Por: Claudia Campos
Óscar Arnulfo Romero, nació en Ciudad Barrios el 15 de agosto de 1917. Fue párroco de Anamorós, La Unión, luego llamado a San Miguel donde estuvo 20 años. En 1970 es nombrado Obispo Auxiliar de San Salvador, y más tarde en 1974 es nombrado Obispo de Santiago de María, siendo aquí su primer encuentro cercano con la realidad que afrontaban los campesinos, sindicatos, estudiantes y otros sacerdotes populares organizados. Él abría las puertas de la catedral para que los campesinos tuvieran un techo para pasar la noche haciéndose amigo de ellos.
Como Obispo de Santiago de María comprobó lo que conoció en San Miguel, sus amigos ricos que ayudaban en obras de caridad, eran los mismos que negaban a sus trabajadores los salarios justos.

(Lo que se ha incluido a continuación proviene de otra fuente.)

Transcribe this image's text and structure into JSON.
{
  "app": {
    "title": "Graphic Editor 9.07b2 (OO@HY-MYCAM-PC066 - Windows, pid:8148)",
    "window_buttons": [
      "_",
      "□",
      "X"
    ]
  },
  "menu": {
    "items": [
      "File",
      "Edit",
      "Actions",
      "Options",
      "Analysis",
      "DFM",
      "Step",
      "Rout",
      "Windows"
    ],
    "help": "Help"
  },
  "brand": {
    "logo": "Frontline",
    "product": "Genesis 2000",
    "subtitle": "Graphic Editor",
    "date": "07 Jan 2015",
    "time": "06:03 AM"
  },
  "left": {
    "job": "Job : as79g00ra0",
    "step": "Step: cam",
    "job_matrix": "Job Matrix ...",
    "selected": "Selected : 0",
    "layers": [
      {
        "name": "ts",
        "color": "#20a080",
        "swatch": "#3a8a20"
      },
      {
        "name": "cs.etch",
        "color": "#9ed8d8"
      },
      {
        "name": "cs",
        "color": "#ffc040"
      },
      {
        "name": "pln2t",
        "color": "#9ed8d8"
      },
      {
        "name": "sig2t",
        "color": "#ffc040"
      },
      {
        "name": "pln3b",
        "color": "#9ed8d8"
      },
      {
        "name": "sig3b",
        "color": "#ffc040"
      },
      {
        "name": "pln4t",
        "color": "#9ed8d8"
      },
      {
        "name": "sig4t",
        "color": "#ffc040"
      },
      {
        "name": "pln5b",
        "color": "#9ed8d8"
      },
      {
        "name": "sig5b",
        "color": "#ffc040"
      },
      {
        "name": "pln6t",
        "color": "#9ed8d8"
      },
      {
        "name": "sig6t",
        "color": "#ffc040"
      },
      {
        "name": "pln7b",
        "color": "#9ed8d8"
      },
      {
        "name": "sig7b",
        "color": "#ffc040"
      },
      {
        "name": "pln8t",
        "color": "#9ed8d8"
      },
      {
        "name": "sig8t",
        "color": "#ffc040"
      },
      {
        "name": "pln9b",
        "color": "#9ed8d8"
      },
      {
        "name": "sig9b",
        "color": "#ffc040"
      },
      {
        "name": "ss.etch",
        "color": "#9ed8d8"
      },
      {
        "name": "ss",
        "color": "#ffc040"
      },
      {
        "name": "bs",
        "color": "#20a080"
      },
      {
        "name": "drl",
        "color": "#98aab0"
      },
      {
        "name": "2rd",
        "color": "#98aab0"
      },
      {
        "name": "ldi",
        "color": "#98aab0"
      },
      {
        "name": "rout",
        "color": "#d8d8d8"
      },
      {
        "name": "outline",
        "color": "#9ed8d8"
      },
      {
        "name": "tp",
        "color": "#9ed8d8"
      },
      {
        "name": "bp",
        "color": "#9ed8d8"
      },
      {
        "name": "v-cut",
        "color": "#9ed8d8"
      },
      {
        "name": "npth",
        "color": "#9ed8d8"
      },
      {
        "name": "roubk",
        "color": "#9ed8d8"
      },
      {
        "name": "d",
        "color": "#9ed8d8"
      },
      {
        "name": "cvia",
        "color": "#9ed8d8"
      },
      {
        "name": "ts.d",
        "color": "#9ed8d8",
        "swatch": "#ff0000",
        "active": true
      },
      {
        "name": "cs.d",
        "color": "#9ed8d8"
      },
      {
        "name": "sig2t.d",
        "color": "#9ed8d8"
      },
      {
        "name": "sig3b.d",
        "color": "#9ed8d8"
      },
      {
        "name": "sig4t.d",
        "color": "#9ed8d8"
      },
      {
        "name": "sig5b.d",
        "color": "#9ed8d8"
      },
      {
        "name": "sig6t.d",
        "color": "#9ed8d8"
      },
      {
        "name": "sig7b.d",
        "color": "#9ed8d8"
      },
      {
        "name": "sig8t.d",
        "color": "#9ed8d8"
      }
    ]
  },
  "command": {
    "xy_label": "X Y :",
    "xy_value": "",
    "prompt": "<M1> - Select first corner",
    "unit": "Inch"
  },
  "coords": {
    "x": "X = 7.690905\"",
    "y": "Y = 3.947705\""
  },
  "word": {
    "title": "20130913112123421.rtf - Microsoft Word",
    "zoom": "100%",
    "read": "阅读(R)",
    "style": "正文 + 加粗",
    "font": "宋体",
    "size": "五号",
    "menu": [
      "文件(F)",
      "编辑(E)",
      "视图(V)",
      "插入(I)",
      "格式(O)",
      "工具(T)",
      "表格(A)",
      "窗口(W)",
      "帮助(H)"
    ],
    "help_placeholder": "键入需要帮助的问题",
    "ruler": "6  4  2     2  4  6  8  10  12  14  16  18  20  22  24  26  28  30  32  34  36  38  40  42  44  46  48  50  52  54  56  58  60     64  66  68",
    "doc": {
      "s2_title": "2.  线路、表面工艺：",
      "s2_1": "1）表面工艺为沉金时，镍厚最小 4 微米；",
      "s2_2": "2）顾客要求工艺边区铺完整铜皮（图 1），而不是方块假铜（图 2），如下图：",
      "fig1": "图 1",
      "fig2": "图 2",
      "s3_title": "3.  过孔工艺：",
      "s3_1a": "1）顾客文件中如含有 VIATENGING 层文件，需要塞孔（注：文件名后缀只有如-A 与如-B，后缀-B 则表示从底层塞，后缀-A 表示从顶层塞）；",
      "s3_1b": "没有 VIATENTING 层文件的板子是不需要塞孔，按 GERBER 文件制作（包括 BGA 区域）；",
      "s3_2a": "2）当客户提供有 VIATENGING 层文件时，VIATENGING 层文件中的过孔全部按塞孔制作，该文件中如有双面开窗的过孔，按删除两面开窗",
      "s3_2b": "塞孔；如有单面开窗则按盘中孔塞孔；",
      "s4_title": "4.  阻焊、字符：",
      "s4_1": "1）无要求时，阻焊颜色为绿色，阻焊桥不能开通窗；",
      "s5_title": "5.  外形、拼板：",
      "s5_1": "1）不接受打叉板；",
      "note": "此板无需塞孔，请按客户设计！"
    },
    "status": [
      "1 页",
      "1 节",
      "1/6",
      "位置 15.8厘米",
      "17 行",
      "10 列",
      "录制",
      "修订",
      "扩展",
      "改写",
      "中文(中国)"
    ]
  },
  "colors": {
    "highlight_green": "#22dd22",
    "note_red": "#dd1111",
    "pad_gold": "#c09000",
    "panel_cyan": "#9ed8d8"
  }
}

En medio de de un ambiente hostil, de injusticias sociales, represión e incertidumbre, Monseñor Romero es nombrado en 1977 Arzobispo de San Salvador.
Para la oligarquía salvadoreña, el nombramiento de Romero fue causa de alegría pensando que iba a frenar el avance pastoral y social de la Arquidiócesis. Por el contrario le dio un nuevo impulso profético a la labor de la Iglesia: “Sentir con la Iglesia”, dedicó parte de sus homilías transmitidas por la radio a denunciar las injusticias y represiones que afrontaba el pueblo salvadoreño, llamando a la conversión y a la paz, convirtiéndose así en la “Voz de los sin voz”.
Luego del asesinato de su amigo, el sacerdote Rutilio Grande, Monseñor Romero cita las enseñanzas de su Papa favorito, Pío XI: “La misión de la Iglesia no es desde luego política, pero cuando la política toca el altar, la Iglesia defiende el altar.” Romero exigió el esclarecimiento del asesinato de Rutilio Grande, prometiendo no aparecer en ningún evento con el gobierno de no encontrarse a los culpables. Y así lo hizo.
Monseñor se convirtió en el defensor de los derechos humanos de los pobres y marginados. Muchas personas acudían a él para denunciar las diferentes violaciones de los derechos humanos para lo que creó la Oficina de Socorro Jurídico, más tarde llamada Tutela Legal, para investigar los hechos. En su sermón del 16 de marzo de 1980 formuló claramente su labor pastoral:
«Éste es el pensamiento fundamental de mi predicación: nada me importa tanto como la vida humana. Es algo tan serio y tan profundo, más que la violación de cualquier otro derecho humano, porque es vida de los hijos de Dios y porque esa sangre no hace sino negar el amor, despertar nuevos odios, hacer imposible la reconciliación y la paz. Lo que más se necesita hoy aquí es un alto a la represión.»
Lejos de fomentar el odio y el rencor, las denuncias de Romero a las violaciones de los derechos humanos pretendían fomentar la reconciliación y el amor entre los salvadoreños. Pero esto no le impidió ver el egoísmo de la oligarquía de querer tener cada vez más y más dinero, aunque esto costase el sufrimiento innecesario de las mayorías empobrecidas del pueblo.
Pese a las múltiples amenazas de muerte recibidas su opción por los pobres, lo anima a seguir en la línea que está llevando, a pesar de que esto pone en peligro su vida:
«Aunque me maten, no tengo necesidad. Si morimos con la conciencia tranquila, con el corazón limpio de haber producido sólo obras de bondad, ¿qué me puede hacer la muerte? Gracias a Dios que tenemos estos ejemplares de nuestros queridos agentes de pastoral, que compartieron los peligros de nuestra pastoral hasta el riesgo de ser matados. Y yo, cuando celebro la eucaristía con ustedes, los siento a ellos presentes. Cada sacerdote muerto es, para mí, un nuevo concelebrante en la eucaristía de nuestra arquidiócesis. Y sé que está así, dándonos el estímulo de haber sabido morir sin miedo, porque llevaban su conciencia comprometida con esta ley del Señor: la opción preferencial por los pobres.» (Homilía del 2-9-1979)
Fue asesinado el 24 de marzo de 1980, mientras celebraba Misa en la Capilla del Hospital de la Divina Providencia.